Se la raccolta di gioco d’azzardo segna un incremento, la spesa effettiva degli italiani nel 2018 registra un calo. L’erario incassa dalle slot il 63 per cento della raccolta. Ecco i dati ufficiali

Nel 2018 l’evoluzione delle entrate da giochi, dopo una crescita nel triennio 2014-2016 e una sostanziale stabilizzazione -nel 2017 -, fa registrare una leggera flessione, attestandosi sui 10 miliardi (-3 per cento) nonostante “la raccolta lorda” (il volume d’affari del settore) sia aumentata di una percentuale analoga, passando da 101,8 a 104,9 miliardi.

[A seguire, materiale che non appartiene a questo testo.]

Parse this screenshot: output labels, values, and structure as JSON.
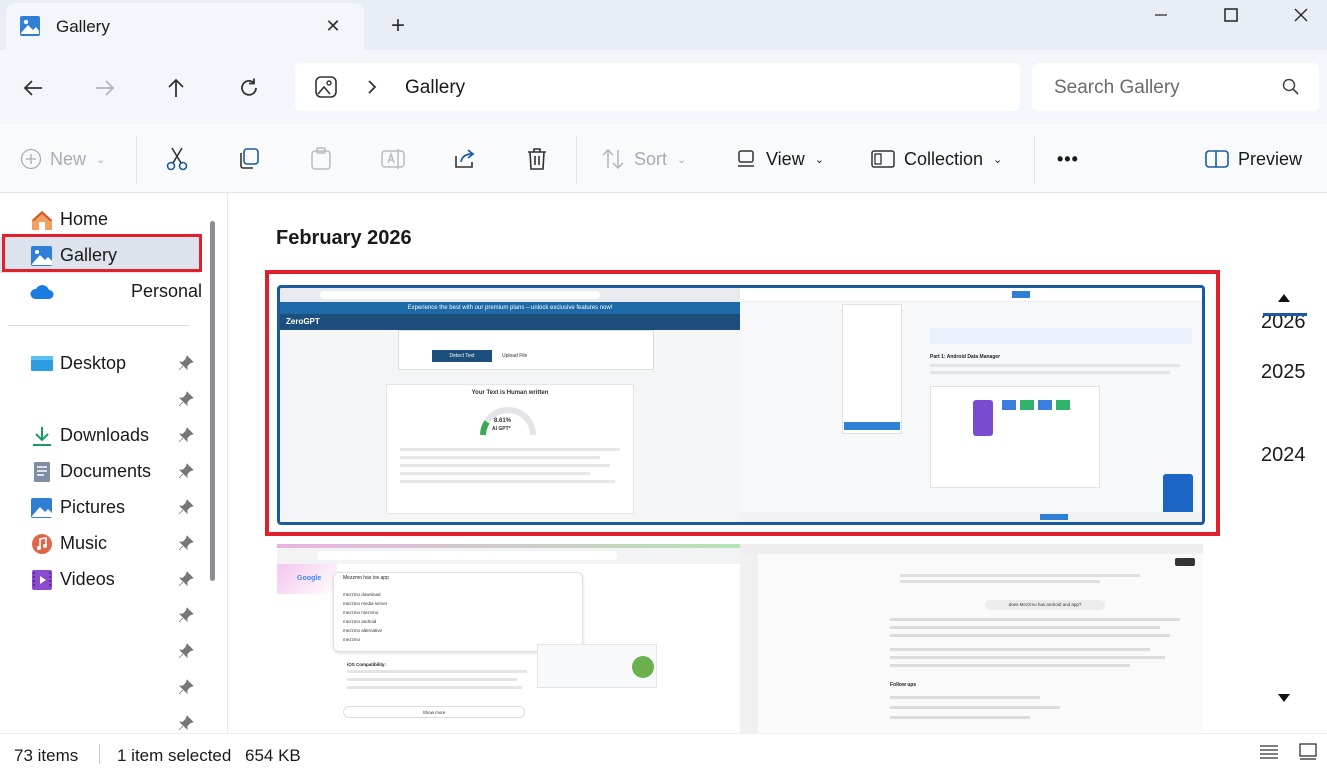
{
  "window": {
    "tab_title": "Gallery",
    "new_tab_label": "+"
  },
  "nav": {
    "address_segment": "Gallery",
    "search_placeholder": "Search Gallery"
  },
  "command_bar": {
    "new_label": "New",
    "sort_label": "Sort",
    "view_label": "View",
    "collection_label": "Collection",
    "more_label": "•••",
    "preview_label": "Preview"
  },
  "sidebar": {
    "items": [
      {
        "label": "Home",
        "icon": "home-icon"
      },
      {
        "label": "Gallery",
        "icon": "gallery-icon",
        "selected": true
      },
      {
        "label": "Personal",
        "icon": "onedrive-cloud-icon"
      },
      {
        "label": "Desktop",
        "icon": "desktop-icon",
        "pinned": true
      },
      {
        "label": "Downloads",
        "icon": "downloads-icon",
        "pinned": true
      },
      {
        "label": "Documents",
        "icon": "documents-icon",
        "pinned": true
      },
      {
        "label": "Pictures",
        "icon": "pictures-icon",
        "pinned": true
      },
      {
        "label": "Music",
        "icon": "music-icon",
        "pinned": true
      },
      {
        "label": "Videos",
        "icon": "videos-icon",
        "pinned": true
      }
    ]
  },
  "gallery": {
    "month_heading": "February 2026",
    "years": [
      "2026",
      "2025",
      "2024"
    ],
    "thumbnails": [
      {
        "title": "ZeroGPT",
        "banner": "Experience the best with our premium plans – unlock exclusive features now!",
        "result_title": "Your Text is Human written",
        "result_value": "8.61%",
        "result_sub": "AI GPT*",
        "button": "Detect Text",
        "upload": "Upload File"
      },
      {
        "title": "Part 1: Android Data Manager"
      },
      {
        "search_query": "Mezzmo has ios app",
        "suggestions": [
          "mezzmo download",
          "mezzmo media server",
          "mezzmo mezzmo",
          "mezzmo android",
          "mezzmo alternative",
          "mezzmo"
        ],
        "heading": "iOS Compatibility:",
        "show_more": "Show more"
      },
      {
        "question": "does Mezzmo has android and app?",
        "section": "Follow ups"
      }
    ]
  },
  "status": {
    "item_count": "73 items",
    "selected": "1 item selected",
    "size": "654 KB"
  },
  "colors": {
    "accent": "#1b5aa0",
    "highlight": "#e0202a",
    "chrome": "#e9eef6"
  }
}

La “spesa”netta totale degli italiani per il gioco, che si ottiene sottraendo l’importo delle vincite (86,2 miliardi) alla raccolta lorda, è risultato nel 2018 pari a 18,7 miliardi, inferiore di quasi 500 milioni al valore dell’esercizio precedente. Si rileva quindi, oltre all’aumento della raccolta lorda, un incremento (+4 per cento) anche dell’ammontare relativo alle vincite; di conseguenza la tassazione complessiva del settore (10,0 miliardi, pari a circa lo 0,6 per cento del Pil, al 2,2 per cento delle entrate tributarie e al 4,7 per cento di quelle indirette) risulta pari a circa il 53,7 per cento della spesa netta, in linea con la quota dell’anno precedente. L’incidenza della tassazione complessiva del settore sulla raccolta netta costituisce il rendimento effettivo che, secondo quanto precisa l’Agenzia delle dogane e dei monopoli, consente di valutare in maniera più corretta l’incidenza della tassazione la quale, se commisurata alla raccolta lorda, può apparire modesta.

Le categorie di giochi con la maggiore raccolta lorda, ossia apparecchi e slot machine e i giochi di abilità a distanza, presentano un rendimento effettivo rispettivamente del 63 per cento e del 20 per cento. La macro-categoria degli Apparecchi contribuisce da sola a quasi metà della raccolta lorda (46 per cento) e al 65 per cento delle entrate erariali ed è la tipologia di gioco sulla quale si sono concentrate maggiormente le modifiche normative, sia negli anni precedenti, che a partire da settembre 2018. Ciò in ragione del fatto che il settore dei giochi si caratterizza per logiche di gestione imprenditoriali e che la domanda dei consumatori si orienta maggiormente verso tipologie di gioco che assicurano un’elevata percentuale di redistribuzione ai giocatori della raccolta lorda (c.d. payout), e prevedono un breve intervallo temporale tra la giocata e il corrispondente evento/partita (come nel caso delle new slot e delle video lottery). Sulla categoria, inoltre, si applica un’aliquota dello 0,3 per cento della raccolta a titolo di canone concessorio.